Nevertheless, even the most optimistic newspaper booster would have to concede the severity of the challenge. While some of the ad revenue lost in the recession will return, a lot of it won't. And in a particularly ominous sign, newspapers' online ad money has started to decline.
Already, the damage to America's newsgathering capacity has been severe. In AJR's April/May issue, Managing Editor Jennifer Dorroh reported that the number of newspaper reporters covering the nation's statehouses had declined by more than 30 percent in just six years, a stunning drop. The wholesale shedding of reporters by revenue-strapped news organizations has been widely documented, as has the decimation of the lineup of foreign correspondents.
The extent of the carnage has greatly diminished the ability of many news outlets to give readers the information they need as citizens in a democracy. As Rachel Smolkin writes in "Cities Without Newspapers" in the June/July issue of AJR, "What the newspaper industry faces is less imminent death than the specter of being mostly dead, of chopping staff and resources to the point where they sacrifice exactly what makes them so special.."
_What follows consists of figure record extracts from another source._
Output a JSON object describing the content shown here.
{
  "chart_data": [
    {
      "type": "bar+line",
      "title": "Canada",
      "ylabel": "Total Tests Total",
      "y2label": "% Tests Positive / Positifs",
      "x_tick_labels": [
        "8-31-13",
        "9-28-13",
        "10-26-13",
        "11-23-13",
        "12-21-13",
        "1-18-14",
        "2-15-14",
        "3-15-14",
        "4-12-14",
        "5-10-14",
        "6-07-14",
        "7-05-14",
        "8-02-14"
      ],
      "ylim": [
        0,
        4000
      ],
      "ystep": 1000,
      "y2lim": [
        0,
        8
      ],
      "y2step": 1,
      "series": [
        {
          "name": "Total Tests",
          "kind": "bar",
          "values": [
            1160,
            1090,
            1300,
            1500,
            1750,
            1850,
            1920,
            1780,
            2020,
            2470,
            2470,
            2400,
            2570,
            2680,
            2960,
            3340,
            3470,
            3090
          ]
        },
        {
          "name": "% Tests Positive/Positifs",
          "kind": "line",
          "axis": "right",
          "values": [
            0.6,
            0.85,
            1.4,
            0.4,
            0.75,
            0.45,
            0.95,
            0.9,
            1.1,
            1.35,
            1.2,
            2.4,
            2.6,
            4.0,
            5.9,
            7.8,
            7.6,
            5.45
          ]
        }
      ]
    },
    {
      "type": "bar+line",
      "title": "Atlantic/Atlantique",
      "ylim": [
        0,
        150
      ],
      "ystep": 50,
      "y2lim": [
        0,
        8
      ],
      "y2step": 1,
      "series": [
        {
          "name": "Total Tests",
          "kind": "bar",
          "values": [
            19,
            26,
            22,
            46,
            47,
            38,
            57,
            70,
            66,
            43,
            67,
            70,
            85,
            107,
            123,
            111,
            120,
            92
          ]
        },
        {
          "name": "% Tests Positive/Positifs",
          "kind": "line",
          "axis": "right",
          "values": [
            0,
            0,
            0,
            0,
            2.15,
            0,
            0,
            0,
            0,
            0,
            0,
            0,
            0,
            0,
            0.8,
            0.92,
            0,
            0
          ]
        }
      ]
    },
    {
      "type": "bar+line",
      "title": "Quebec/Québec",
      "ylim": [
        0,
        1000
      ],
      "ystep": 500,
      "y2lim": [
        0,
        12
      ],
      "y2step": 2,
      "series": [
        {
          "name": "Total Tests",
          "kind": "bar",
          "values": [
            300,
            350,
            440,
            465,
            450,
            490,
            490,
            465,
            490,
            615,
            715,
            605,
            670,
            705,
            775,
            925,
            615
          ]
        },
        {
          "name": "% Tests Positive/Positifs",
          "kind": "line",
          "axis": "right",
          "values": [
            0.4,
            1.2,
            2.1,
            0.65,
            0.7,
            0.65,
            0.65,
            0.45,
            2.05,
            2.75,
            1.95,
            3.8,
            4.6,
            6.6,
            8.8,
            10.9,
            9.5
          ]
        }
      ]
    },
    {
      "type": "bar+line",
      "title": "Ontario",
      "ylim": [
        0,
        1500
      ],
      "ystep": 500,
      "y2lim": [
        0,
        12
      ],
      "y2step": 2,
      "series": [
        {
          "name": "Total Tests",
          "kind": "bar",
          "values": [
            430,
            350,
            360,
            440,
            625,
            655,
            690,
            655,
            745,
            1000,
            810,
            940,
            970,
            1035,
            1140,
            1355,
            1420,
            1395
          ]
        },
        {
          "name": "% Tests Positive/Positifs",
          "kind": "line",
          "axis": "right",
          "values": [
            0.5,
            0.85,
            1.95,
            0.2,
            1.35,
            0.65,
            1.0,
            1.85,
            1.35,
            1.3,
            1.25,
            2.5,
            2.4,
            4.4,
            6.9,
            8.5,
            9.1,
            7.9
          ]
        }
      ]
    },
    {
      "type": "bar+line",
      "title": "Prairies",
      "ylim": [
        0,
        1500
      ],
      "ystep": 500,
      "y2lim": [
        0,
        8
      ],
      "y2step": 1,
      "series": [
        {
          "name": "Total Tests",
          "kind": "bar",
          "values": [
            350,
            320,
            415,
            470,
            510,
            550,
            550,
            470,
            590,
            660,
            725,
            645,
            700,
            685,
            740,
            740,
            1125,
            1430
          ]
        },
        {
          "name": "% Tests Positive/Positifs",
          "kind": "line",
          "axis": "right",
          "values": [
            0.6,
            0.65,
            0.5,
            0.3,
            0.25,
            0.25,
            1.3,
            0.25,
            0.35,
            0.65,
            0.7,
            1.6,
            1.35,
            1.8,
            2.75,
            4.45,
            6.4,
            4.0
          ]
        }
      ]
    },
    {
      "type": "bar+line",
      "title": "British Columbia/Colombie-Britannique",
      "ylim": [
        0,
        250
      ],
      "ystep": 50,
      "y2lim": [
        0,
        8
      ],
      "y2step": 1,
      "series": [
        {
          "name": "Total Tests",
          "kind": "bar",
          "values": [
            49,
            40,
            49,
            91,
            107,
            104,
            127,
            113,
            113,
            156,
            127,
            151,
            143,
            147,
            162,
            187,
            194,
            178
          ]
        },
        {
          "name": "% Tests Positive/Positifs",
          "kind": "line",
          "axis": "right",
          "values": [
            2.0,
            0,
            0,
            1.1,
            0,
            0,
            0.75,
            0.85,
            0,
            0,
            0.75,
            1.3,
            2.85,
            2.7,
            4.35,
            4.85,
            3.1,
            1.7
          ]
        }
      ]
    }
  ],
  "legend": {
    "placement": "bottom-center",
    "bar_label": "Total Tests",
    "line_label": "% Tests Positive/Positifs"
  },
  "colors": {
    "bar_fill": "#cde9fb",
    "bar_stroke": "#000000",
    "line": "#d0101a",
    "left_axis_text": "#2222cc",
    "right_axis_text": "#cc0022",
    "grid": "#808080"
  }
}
The flip side, of course, is all of the richness that online has added to the mix. The blogosphere, citizen journalism, online startups covering local news and state news and foreign news – all are important ingredients of the national media gumbo. But at this point they are complementary, not replacements for newspapers. The startups, for example, have staffs far, far smaller than even the depleted ones of old-school
So the vexing question remains: Who will pay for the large armies of journalists so important to unearthing critical information in a democracy? Nonprofit-funded journalism is on the rise, and in recent months the notion of charging for online content, long considered a nonstarter, has crept into vogue. Maybe that has some promise. But past efforts to charge don't offer much encouragement. Putting content behind a pay wall means a smaller online audience and a smaller pot of online ad revenue, which until recently was depicted as journalism's savior.
If we're headed down that route, let's hope things work out better this time.